Charles Blackman 1928-2018

August 23, 2018
Farewell, Charles Blackman

It’s a cliché when the death of an artist also represents ‘the end of an era’, but the death of Charles Blackman draws a line under a heroic generation of Australian figurative painters. Although it represents only a small episode in a long career, Blackman was the last of The Antipodeans – a group brought together by art historian, Bernard Smith, in 1959, in defence of “the image”.

It was a time when abstract art was all the rage and figuration seemed to be threatened. Smith gathered Blackman, Arthur Boyd, David Boyd, John Brack, Robert Dickerson, John Perceval and Clifton Pugh into a makeshift movement that lasted for precisely one exhibition. Fred Williams wanted to join, but Smith felt he was too abstract for comfort.

It turned out to be a brief, alarmist moment in Australian art history. In retrospect we know that abstract art had no power to kill off figuration, and Smith’s strident manifesto overstated the danger. For Blackman it was only one chapter in a long career devoted to the creation of the most striking, poetic images.

Charles Blackman, ‘The Game of Chess’ (1956)

When we think of Blackman the works that spring most readily to mind are the Schoolgirls he painted between 1952-55, and the Alice in Wonderland series that followed. The Alice paintings, in particular, have become Australian classics, selling at auction for prices in the millions.

On the surface the Alice paintings are colourful, fanciful works, but Blackman was reacting to the disorientation he felt as his first wife, Barbara, was gradually losing her sight. The Schoolgirls were equally ambiguous, as the initial inspiration came from the murder of a 12-year-old schoolgirl in 1921. In 1952 a friend of Barbara’s was murdered in Brisbane, which may also have influenced the series, although the artist denied any association.

It’s a familiar pattern in Blackman’s work, the superficial charm and colour concealing a dark subtext. Look at his work glancingly and one misses the point. Spend a few minutes and it’s impossible to ignore the melancholy. Time and again his figures turn away from us, hiding their eyes and faces. There’s a reticence, an inwardness that distinguishes the artist’s greatest work. The paintings derive their power from the niggling sense that more is being concealed than revealed.
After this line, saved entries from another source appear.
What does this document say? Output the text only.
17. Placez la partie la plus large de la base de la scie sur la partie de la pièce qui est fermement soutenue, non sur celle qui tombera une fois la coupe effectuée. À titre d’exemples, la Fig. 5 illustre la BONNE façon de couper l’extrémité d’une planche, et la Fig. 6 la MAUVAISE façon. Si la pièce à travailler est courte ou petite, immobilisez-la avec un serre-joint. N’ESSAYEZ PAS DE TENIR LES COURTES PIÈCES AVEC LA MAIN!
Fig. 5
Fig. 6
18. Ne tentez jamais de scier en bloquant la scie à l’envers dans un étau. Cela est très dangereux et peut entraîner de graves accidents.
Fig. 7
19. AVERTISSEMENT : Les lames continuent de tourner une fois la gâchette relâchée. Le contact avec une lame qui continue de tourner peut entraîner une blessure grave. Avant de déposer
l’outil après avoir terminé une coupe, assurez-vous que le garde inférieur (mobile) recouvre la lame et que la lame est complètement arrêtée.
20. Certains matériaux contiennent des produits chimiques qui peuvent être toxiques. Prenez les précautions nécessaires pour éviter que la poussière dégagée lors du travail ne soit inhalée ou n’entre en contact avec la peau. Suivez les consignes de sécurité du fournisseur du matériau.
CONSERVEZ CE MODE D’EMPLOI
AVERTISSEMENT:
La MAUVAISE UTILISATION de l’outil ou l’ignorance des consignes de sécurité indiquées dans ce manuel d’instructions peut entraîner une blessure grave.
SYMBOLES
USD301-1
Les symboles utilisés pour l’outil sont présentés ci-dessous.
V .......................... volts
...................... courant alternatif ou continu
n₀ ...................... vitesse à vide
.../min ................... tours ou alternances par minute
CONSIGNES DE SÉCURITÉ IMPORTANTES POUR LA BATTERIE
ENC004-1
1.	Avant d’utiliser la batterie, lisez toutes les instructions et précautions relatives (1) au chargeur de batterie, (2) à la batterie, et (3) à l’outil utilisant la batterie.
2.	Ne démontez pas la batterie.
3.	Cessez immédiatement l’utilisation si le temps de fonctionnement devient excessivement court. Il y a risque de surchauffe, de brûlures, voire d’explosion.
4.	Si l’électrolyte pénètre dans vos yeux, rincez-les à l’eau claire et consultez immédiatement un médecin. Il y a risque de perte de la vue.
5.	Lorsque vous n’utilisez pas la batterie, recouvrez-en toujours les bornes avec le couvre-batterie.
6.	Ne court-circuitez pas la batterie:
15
Charles Blackman, ‘Schoolgirls by Gasometer’ 1953

It was a pattern played out in Blackman’s life as well as his art. He was eleven years younger than Sidney Nolan, and eight years younger than Arthur Boyd, but seems to belong to an entirely different world. Blackman came late to the heady days of Melbourne modernism. He was born in Sydney but established his reputation in Melbourne during the 1950s, when he became a protégé of the patrons, John and Sunday Reed, frequenting their home at Heide Park.

By this stage Nolan had split with the Reads and moved to England. Blackman was welcomed as a poetic, figurative painter in the same mould, but his subjects and personality were completely different. Where Nolan sought out local myths, and Arthur Boyd conjured up nightmare visions, Blackman’s work was distinguished by its inwardness.

The pervasive sense of secrecy and privacy one finds in Blackman’s paintings, was a reflection of his own personality. A heavy drinker, he began to suffer from Korsakoff’s syndrome while still in his 60s. Nevertheless, he carried on painting, constantly revisiting the imagery of his glory days.

The best of Blackman’s work stands comparison with anything in Australian art, but he was an uneven painter, prone to repetition and brittle decoration. He had tapped into an inner darkness in producing his greatest pictures, but alcoholism severed that connection. Much of his later work felt like it was done on automatic pilot as variations on familiar themes.

In his decline Blackman was capable of the occasional powerful image, but in his prime he had such an abundance of talent and feeling he might have enjoyed the most dazzling career of any modern Australian painter. Today, at the end of a long and chequered journey we see that talent in fragments. It would be wrong though, to think too badly of him. Mere mortals are rarely equal to the task when the gods bestow great gifts.